これに対してダブルブレイドロープの場合、コアと外皮は半分ずつ荷重を受け持ちます。外皮が破れるとその荷重はコアにかかる為、元々の設計段階で荷重を半分しか受け持たないように考えられているコアですから非常にヤバそうです。。

レスキュージャパンさんのブログ(レクキュージャパンブログ)にハンドアッセンダーにロープ外皮破断まで荷重をかけた実検動画があります。是非一度ご覧ください。泣きそうになります。
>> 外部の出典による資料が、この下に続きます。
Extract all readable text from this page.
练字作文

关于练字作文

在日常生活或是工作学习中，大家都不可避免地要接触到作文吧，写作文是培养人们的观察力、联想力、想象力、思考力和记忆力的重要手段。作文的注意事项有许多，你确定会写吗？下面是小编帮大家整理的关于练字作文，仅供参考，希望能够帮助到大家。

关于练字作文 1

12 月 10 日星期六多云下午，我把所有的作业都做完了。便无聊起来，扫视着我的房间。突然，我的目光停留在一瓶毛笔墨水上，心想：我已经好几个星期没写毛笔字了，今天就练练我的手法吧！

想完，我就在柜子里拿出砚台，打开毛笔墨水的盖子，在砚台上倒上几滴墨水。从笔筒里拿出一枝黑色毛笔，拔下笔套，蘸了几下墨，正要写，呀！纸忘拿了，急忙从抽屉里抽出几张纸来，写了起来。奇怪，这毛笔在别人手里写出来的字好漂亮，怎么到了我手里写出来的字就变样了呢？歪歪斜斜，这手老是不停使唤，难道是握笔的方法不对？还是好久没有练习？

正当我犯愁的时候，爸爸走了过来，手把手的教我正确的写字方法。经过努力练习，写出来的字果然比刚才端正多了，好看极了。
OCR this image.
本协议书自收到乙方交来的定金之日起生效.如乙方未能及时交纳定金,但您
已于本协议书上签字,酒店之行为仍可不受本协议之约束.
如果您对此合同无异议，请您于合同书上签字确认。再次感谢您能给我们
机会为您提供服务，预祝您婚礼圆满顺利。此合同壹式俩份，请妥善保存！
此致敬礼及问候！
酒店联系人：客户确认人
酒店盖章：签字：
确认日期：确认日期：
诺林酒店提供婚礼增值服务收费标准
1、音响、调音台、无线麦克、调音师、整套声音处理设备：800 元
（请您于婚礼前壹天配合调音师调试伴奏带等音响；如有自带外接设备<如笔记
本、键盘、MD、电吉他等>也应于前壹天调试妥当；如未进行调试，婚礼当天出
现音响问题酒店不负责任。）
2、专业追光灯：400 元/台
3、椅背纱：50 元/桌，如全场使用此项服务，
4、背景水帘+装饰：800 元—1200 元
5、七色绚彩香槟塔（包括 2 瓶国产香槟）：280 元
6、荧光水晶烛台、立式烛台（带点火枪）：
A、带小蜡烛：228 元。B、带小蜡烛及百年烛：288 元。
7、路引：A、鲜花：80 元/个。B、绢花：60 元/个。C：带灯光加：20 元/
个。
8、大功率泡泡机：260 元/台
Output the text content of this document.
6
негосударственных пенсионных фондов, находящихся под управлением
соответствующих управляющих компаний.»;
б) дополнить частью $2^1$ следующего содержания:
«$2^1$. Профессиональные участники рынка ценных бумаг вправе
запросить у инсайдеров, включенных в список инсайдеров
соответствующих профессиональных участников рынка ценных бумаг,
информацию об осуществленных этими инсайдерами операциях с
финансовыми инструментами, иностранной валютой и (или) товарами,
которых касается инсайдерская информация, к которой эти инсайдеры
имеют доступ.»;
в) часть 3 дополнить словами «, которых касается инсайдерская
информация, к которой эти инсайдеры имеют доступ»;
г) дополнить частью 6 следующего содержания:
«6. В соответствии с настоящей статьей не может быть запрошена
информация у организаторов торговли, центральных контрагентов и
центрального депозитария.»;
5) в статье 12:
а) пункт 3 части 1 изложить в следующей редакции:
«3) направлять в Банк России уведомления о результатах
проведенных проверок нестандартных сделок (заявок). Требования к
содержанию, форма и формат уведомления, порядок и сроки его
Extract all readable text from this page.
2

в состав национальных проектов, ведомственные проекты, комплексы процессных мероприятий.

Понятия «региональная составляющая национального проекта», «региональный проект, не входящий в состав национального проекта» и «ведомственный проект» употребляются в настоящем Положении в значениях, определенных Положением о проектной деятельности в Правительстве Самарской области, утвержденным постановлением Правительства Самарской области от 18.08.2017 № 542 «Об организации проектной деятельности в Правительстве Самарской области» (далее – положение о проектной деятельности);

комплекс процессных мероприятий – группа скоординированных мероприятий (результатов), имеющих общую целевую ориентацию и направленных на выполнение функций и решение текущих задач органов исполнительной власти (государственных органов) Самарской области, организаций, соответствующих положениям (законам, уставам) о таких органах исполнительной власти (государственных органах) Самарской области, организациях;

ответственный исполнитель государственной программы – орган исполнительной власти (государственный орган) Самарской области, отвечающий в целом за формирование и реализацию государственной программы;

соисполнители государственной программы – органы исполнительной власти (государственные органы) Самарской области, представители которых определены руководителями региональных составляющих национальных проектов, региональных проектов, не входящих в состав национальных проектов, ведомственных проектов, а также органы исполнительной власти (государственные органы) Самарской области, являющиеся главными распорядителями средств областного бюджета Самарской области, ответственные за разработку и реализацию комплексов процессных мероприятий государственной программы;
とりあえず、トゥース式のロープクランプに大きな荷重をかけるのは止めましょう。大荷重がかかる例として、墜落ももちろんですが、倍力システム取付のロープクランプにトゥース式を使う事。これ、私もやっちゃうんですが、破断までいかないにせよロープの寿命が損なわれると思います。

ちなみにミニトラクションのロープクランプ方法はトゥース式です。ですから3倍力システムに使用するのは危険です。かかり木を倒すだけならロープが切れても「ありゃー残念」で終わりですが、人間がぶらさがっているラインに同じ感覚で使用するのは危険すぎます。元々ミニトラクションのロープクランプとしての最大運用荷重はたったの2.5kNです。荷揚げに使うくらいにしておきましょう。

あと、木登りではあまり関係ないかもしれませんが、ロープに泥汚れや雪が付着している場合、外皮への噛みこみが甘くなりロープクランプが滑ってしまう危険性があります。気をつけてください。あとロープとトゥースの間に異物が入っている場合も危険です。小石が挟まっていたり、チェストハーネスの余った部分がアッセンダー内に入りこんでいたりする場合があります。

[カム式]
カム式のロープクランプは偏心カムがロープを押さえ込む事によってロープを固定します。ワイヤーに使うキトークリップと全く一緒の原理です。キトークリップの原理はこちらのリンクでご確認ください。

で、カム自体に荷重をかけるタイプ(ex.マイクロセンダー)と、フレームに荷重をかけるタイプ(ex.コングのダック)があります。カラビナ取り付け穴がどこにあるかで判別できます。

カム式のロープクランプには多種多様な機器があります。ペツルのマイクロセンダー(リンク)みたいなタイプが一番わかりやすいでしょう。形をみてもどのように作動するかなんとなくわかってもらえると思います。フリップラインアジャスターは基本的にカム式のロープクランプです。ペツルのグリグリやトランゴのシンチも原理的にはカム式のロープクランプ方法です。

大きな荷重がかかった場合ですが、ペツル製品は滑り出し荷重という形で記載されています。マイクロセンダーなら使用ロープにより3~4kNで滑り出します。つまりロープを食い破らないって事です。この利点は非常に大きいと思います。

ただ、他メーカーの場合はどうなるかわかりません。例えばの話、私がコングのダックを買った時に店の兄ちゃんに滑り出し荷重を聞いたところ「さー、ずっと押さえつけて結局外皮を引き裂くんじゃないですか?」との事でした。説明書にもこの辺の話は何も書いてありませんでした。とは言え、トゥース式よりは安全だろうと思っています。